Ce livre avait été commandé au grand africaniste
Jean Copans à l'occasion de la commémoration des indépendances. Or, « qui dit commémorations dit mythologisation idéalisée de ces indépendances » (p. 7). Loin de restreindre son propos aux seules indépendances – dont finalement il ne parle quasiment pas –
Jean Copans a entendu dresser un panorama ambitieux des mythologies qui circulent sur l'Afrique, en portant un intérêt marqué, en grand sociologue de l'africanisme qu'il est, aux producteurs de ces mythologies.
Nombreuses et contradictoires, elles peuvent se classer en deux catégories. D'un côté l'image poussée au noir de l'afro-pessimisme lesté de mythologies mortifères : les guerres tribales, les famines, les pandémies, la pauvreté, l'analphabétisme … de l'autre le mythe plus positif de l'afro-optimisme décliné sous les modes complémentaires de la sortie du sous-développement et/ou
De La Renaissance africaine.
Cette typologie est l'occasion de développements incisifs sur les « idées reçues » qui ponctuent tout discours globalisateur sur l'Afrique.
Jean Copans commence logiquement par le mythe européen d'un continent sans histoire … auquel répondra le mythe africano-centré d'une autochtonie « kémite » héroïque. Il évoque ensuite, trop brièvement, plusieurs sujets majeurs : l'ethnicisation du politique, l'importation de l'Etat, la vulgate développementaliste, le syncrétisme des croyances religieuses … Il consacre un développement très stimulant sur le mythe de l'émergence capitaliste, montrant que l'absence d'accumulation capitaliste n'empêche pas l'initiative privée de se déployer sous d'autres formes.
Dans un post-scriptum curieusement annexé au texte,
Jean Copans s'intéresse à des mythologies moins strictement politiques. Il montre quelle image déformée l'art renvoie de l'Afrique : un art africain, obnubilé par les arts premiers, qui a du mal à s'affranchir de ses origines, un art sur l'Afrique qui la réduit à une arrière-scène exotique et inquiétante (c'est le cas du cinéma américain depuis Tarzan jusqu'à Blood Diamond en passant par African Queen ou Out of Africa). Il évoque également le mythe de l'Afrique « terre d'aventures » ou celui d'un nouvel « Eldorado sportif ».
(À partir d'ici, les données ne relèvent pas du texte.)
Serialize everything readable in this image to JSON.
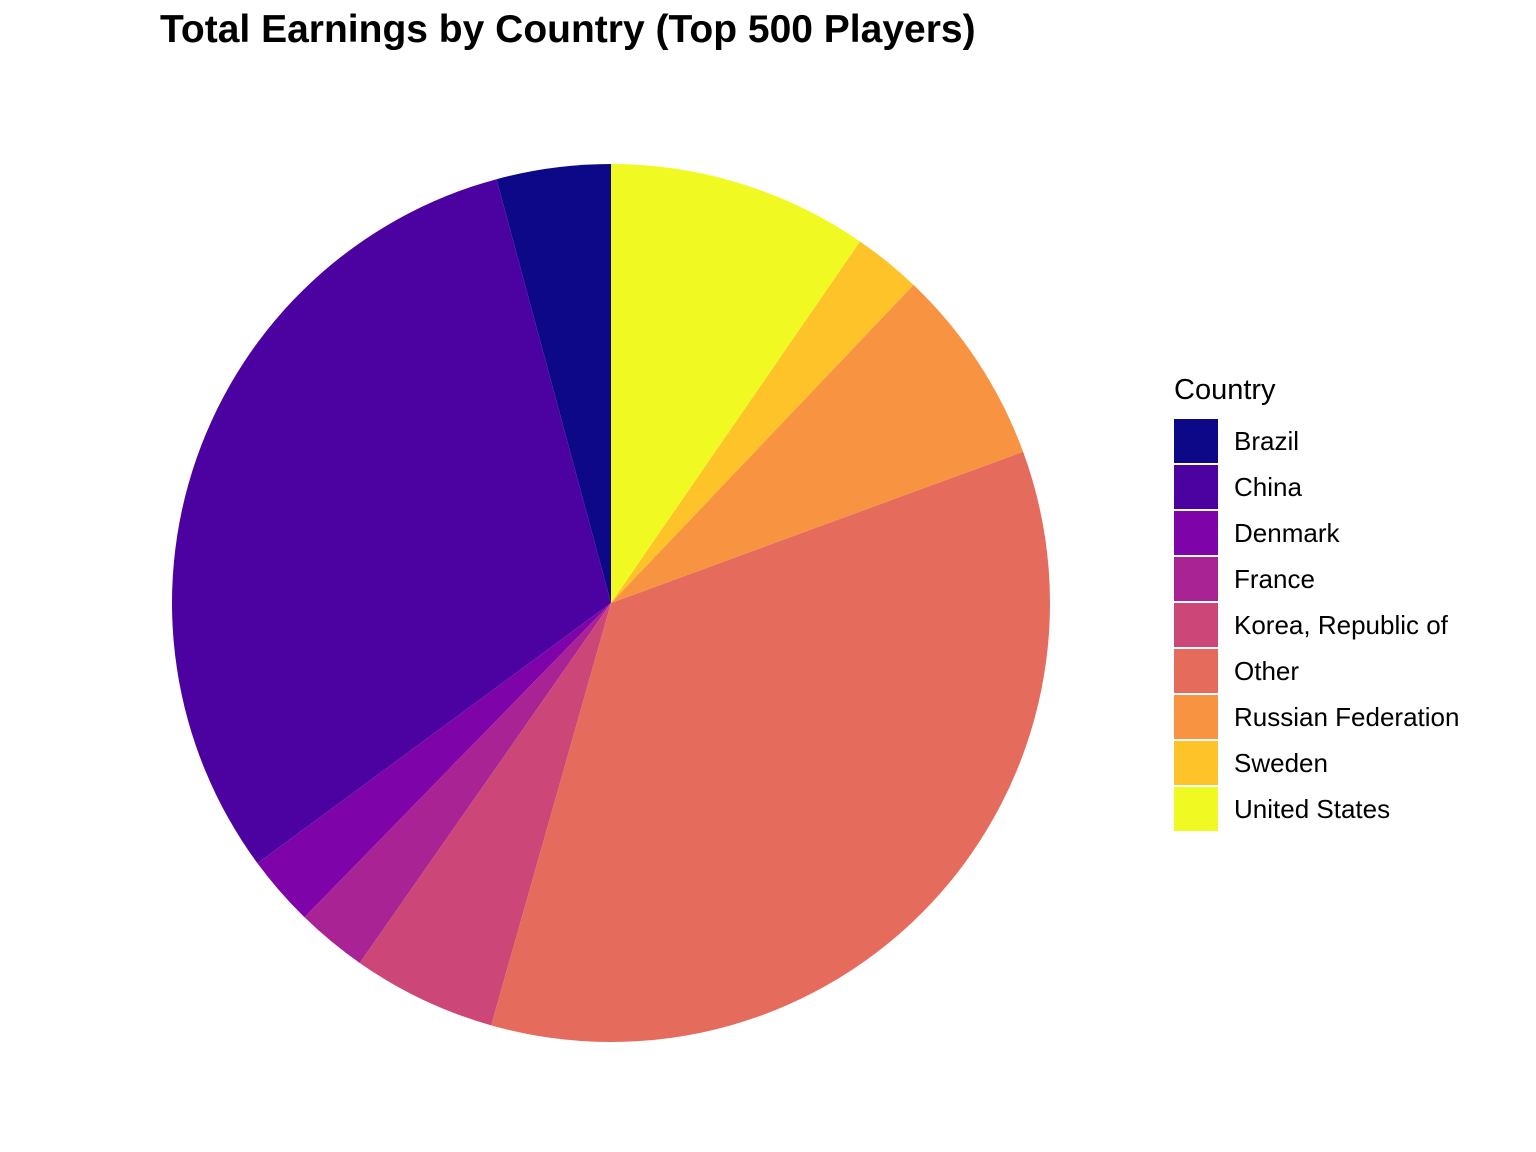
{
  "chart_data": {
    "type": "pie",
    "title": "Total Earnings by Country (Top 500 Players)",
    "legend_title": "Country",
    "legend_position": "right",
    "categories": [
      "Brazil",
      "China",
      "Denmark",
      "France",
      "Korea, Republic of",
      "Other",
      "Russian Federation",
      "Sweden",
      "United States"
    ],
    "values": [
      4.2,
      30.9,
      2.6,
      2.6,
      5.3,
      35.0,
      7.3,
      2.5,
      9.6
    ],
    "value_unit": "percent of total earnings",
    "slice_order": "counterclockwise from 12 o'clock, legend order",
    "colors": [
      "#0D0887",
      "#4C02A1",
      "#7E03A8",
      "#A92395",
      "#CC4778",
      "#E56B5D",
      "#F89441",
      "#FDC328",
      "#F0F921"
    ]
  }
}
Au terme de ce tour d'horizon un peu désordonné se dégage de l'Afrique une image kaléidoscopique – l'auteur évoque « une espèce de punching-ball métaphysique, refabriquée constamment à la mesure de nos besoins et de nos fantasmes » (p. 112). L'Afrique, « malade de ses mythologies », doit s'en débarrasser ou, à tout le moins se forger ses propres mythologies avant d'aller en chercher en Occident.